FIIs were buyers of US $1.4 bn of Indian equities in February, after four consecutive months of outflows. DIIs were marginal buyers at US $60 mn led by buying from insurance companies; while MFs turned sellers in February.

Data Hangover
  • Retail Inflation for January 2017 indexed to CPI fell sharply again to 3.17% marked by a sharp drop in food price inflation to 0.53%.This drop in inflation continued to be led by the vegetables subcomponent (having a weight of 6.04% in the index) which printed a number of -15.62%.
    However the core inflation remained flat and a firm commodity prices, tempered by continued fall in vegetables and other perishables (post the effects of currency replacement) may continue to have a salubrious effect on the headline inflation.
  • Fiscal Deficit at the end of January stood at 105.7% of the budgeted deficit. Last fiscal the corresponding number was 95.8%.
  • The January composite PMI moved up to 49.40 in January from 47.60 in December (which was a 3 year low) suggesting that the momentum loss in the economy may have been arrested. While the services PMI increased to 48.7( still below the expansionary mode), manufacturing PMI moved up to 50.40, above the expansionary threshold.
  • INR vis a vis USD appreciated by 1.60%.
  • We present a matrix of certain real economy numbers:


Quo Vadis
Debt Markets:

We continue to believe that the shorter end of the yield curve may continue to offer the best risk reward payoffs for the investors. The RBI has continued with its neutral liquidity stance; which would mean a normal liquidity situation thereby making the curve less hostile to possible upticks in inflation or global yields.

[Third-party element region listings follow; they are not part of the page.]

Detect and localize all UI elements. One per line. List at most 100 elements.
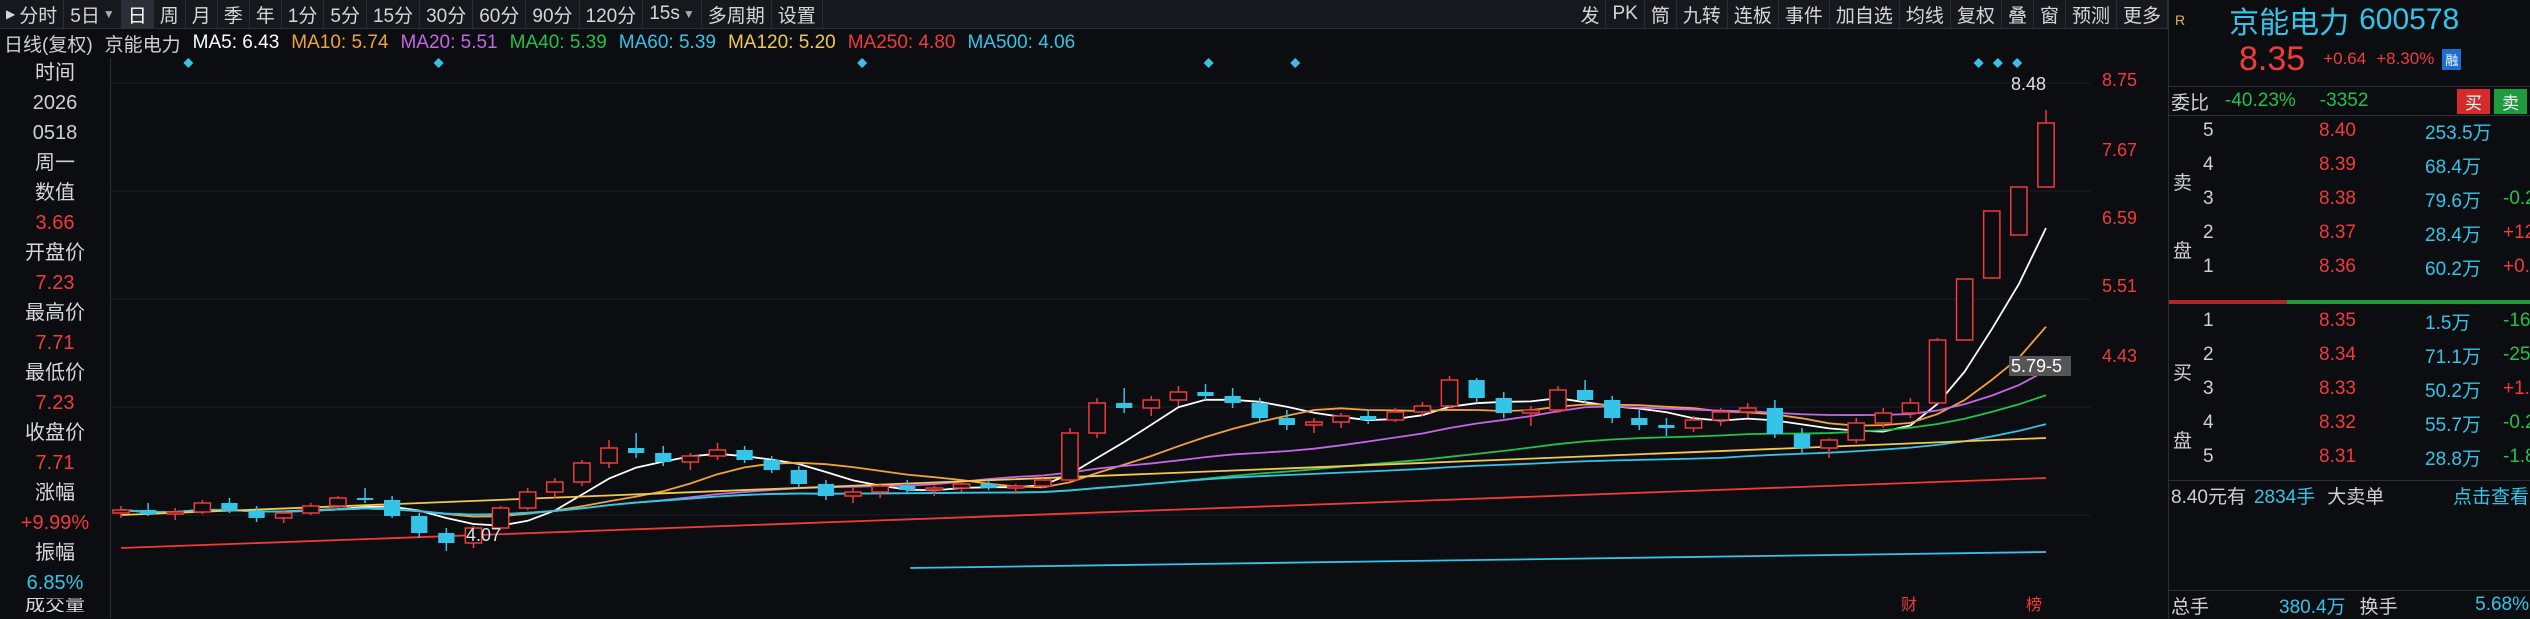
toolbar-action-7[interactable]: 均线 [1900, 0, 1951, 28]
candle-body[interactable] [1088, 402, 1106, 434]
candle-body[interactable] [1332, 415, 1350, 423]
candle-body[interactable] [1658, 425, 1675, 428]
candle-body[interactable] [193, 502, 212, 513]
candle-body[interactable] [383, 500, 401, 516]
candle-body[interactable] [817, 484, 835, 496]
view-more-link[interactable]: 点击查看 [2453, 482, 2529, 509]
candle-body[interactable] [1278, 418, 1295, 425]
toolbar-action-9[interactable]: 叠 [2002, 0, 2034, 28]
toolbar-action-3[interactable]: 九转 [1677, 0, 1728, 28]
period-tab-11[interactable]: 60分 [473, 0, 527, 28]
candle-body[interactable] [600, 447, 618, 464]
toolbar-action-0[interactable]: 发 [1574, 0, 1607, 28]
candle-body[interactable] [1982, 210, 2001, 279]
candle-body[interactable] [980, 484, 997, 488]
candle-body[interactable] [545, 481, 564, 493]
candle-body[interactable] [1684, 419, 1703, 429]
candle-body[interactable] [1711, 411, 1730, 421]
candle-body[interactable] [1468, 380, 1485, 398]
candle-body[interactable] [655, 453, 672, 462]
toolbar-action-6[interactable]: 加自选 [1830, 0, 1900, 28]
candle-body[interactable] [1793, 434, 1811, 448]
candle-body[interactable] [681, 455, 700, 463]
sell-button[interactable]: 卖 [2494, 88, 2527, 114]
candle-body[interactable] [356, 498, 374, 500]
candle-body[interactable] [1576, 390, 1594, 400]
candle-body[interactable] [221, 503, 238, 511]
candle-body[interactable] [2037, 122, 2055, 188]
candle-body[interactable] [1224, 396, 1241, 403]
candle-body[interactable] [708, 449, 727, 457]
toolbar-action-1[interactable]: PK [1606, 0, 1645, 28]
candle-body[interactable] [1033, 479, 1052, 487]
period-tab-6[interactable]: 年 [250, 0, 282, 28]
candle-body[interactable] [411, 516, 428, 533]
toolbar-action-8[interactable]: 复权 [1951, 0, 2002, 28]
bid-row[interactable]: 2 8.34 71.1万 -25.9 [2169, 338, 2530, 372]
candle-body[interactable] [248, 511, 265, 518]
candle-body[interactable] [1738, 407, 1757, 413]
candle-body[interactable] [1006, 485, 1025, 489]
candle-body[interactable] [1766, 408, 1784, 434]
bid-row[interactable]: 5 8.31 28.8万 -1.8 [2169, 440, 2530, 474]
candle-body[interactable] [844, 491, 862, 497]
candle-body[interactable] [925, 487, 944, 491]
candle-body[interactable] [2010, 186, 2028, 236]
candle-body[interactable] [1631, 418, 1648, 425]
candle-body[interactable] [1251, 403, 1268, 418]
buy-button[interactable]: 买 [2457, 88, 2490, 114]
candle-body[interactable] [1549, 389, 1567, 411]
candle-body[interactable] [1521, 409, 1540, 414]
period-tab-2[interactable]: 日 [121, 0, 154, 28]
candle-body[interactable] [1116, 403, 1133, 408]
candle-body[interactable] [1820, 439, 1838, 449]
candle-body[interactable] [1360, 416, 1377, 420]
candle-body[interactable] [139, 510, 157, 514]
period-tab-7[interactable]: 1分 [282, 0, 325, 28]
bid-row[interactable]: 1 8.35 1.5万 -16.7 [2169, 304, 2530, 338]
candle-body[interactable] [1197, 392, 1214, 396]
rank-badge[interactable]: 榜 [2026, 596, 2042, 614]
candle-body[interactable] [1142, 399, 1161, 409]
candle-body[interactable] [329, 497, 347, 507]
finance-badge[interactable]: 财 [1901, 596, 1917, 614]
ask-row[interactable]: 1 8.36 60.2万 +0.3 [2169, 250, 2530, 284]
toolbar-action-10[interactable]: 窗 [2034, 0, 2066, 28]
candle-body[interactable] [790, 470, 807, 484]
period-tab-10[interactable]: 30分 [420, 0, 474, 28]
period-tab-5[interactable]: 季 [218, 0, 250, 28]
period-tab-14[interactable]: 15s ▼ [643, 0, 702, 28]
toolbar-action-2[interactable]: 筒 [1645, 0, 1677, 28]
period-tab-12[interactable]: 90分 [526, 0, 580, 28]
candle-body[interactable] [1901, 402, 1920, 414]
period-tab-15[interactable]: 多周期 [702, 0, 772, 28]
candle-body[interactable] [628, 448, 645, 453]
period-tab-3[interactable]: 周 [154, 0, 186, 28]
candle-body[interactable] [301, 505, 320, 514]
period-tab-9[interactable]: 15分 [367, 0, 421, 28]
period-tab-16[interactable]: 设置 [772, 0, 823, 28]
period-tab-4[interactable]: 月 [186, 0, 218, 28]
toolbar-action-4[interactable]: 连板 [1728, 0, 1779, 28]
ask-row[interactable]: 5 8.40 253.5万 [2169, 114, 2530, 148]
candle-body[interactable] [899, 486, 916, 490]
ask-row[interactable]: 4 8.39 68.4万 [2169, 148, 2530, 182]
ask-row[interactable]: 2 8.37 28.4万 +12.6 [2169, 216, 2530, 250]
candle-body[interactable] [952, 483, 971, 489]
candle-body[interactable] [1874, 412, 1893, 424]
candle-body[interactable] [871, 485, 890, 493]
toolbar-action-12[interactable]: 更多 [2117, 0, 2168, 28]
toolbar-action-5[interactable]: 事件 [1779, 0, 1830, 28]
period-tab-8[interactable]: 5分 [324, 0, 367, 28]
candle-body[interactable] [1495, 398, 1512, 413]
candle-body[interactable] [1440, 379, 1459, 407]
candle-body[interactable] [1061, 432, 1079, 481]
candle-body[interactable] [1305, 421, 1323, 426]
candle-body[interactable] [274, 512, 293, 519]
period-tab-0[interactable]: ▶ 分时 [0, 0, 65, 28]
candlestick-chart[interactable]: 8.48 4.07 5.79-5 财 榜 [111, 58, 2091, 618]
candle-body[interactable] [1169, 391, 1188, 401]
bid-row[interactable]: 3 8.33 50.2万 +1.3 [2169, 372, 2530, 406]
candle-body[interactable] [1928, 339, 1947, 404]
candle-body[interactable] [518, 491, 537, 509]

The Bond market now shifts its attention to the US Fed on March 15th and take cues from the outcome of the Fed meet.

Equity Markets:

Stock Market has rallied and given double digit returns globally in last two months. Due to the general bullishness there is a reduction in risk-reward in general. In terms of valuations, many stocks are trading much above the mean five year average valuations. The future course of the markets from here on is likely to be determined more by the earnings growth. The markets will take cues from recovery post the re-monetization phase. The markets may also seek direction post state election results to be announced on March 11.

Post many years of decline in private capex, any recovery in capex in FY18, FY19 becomes critical, this can lead to substantial support for current valuations to sustain.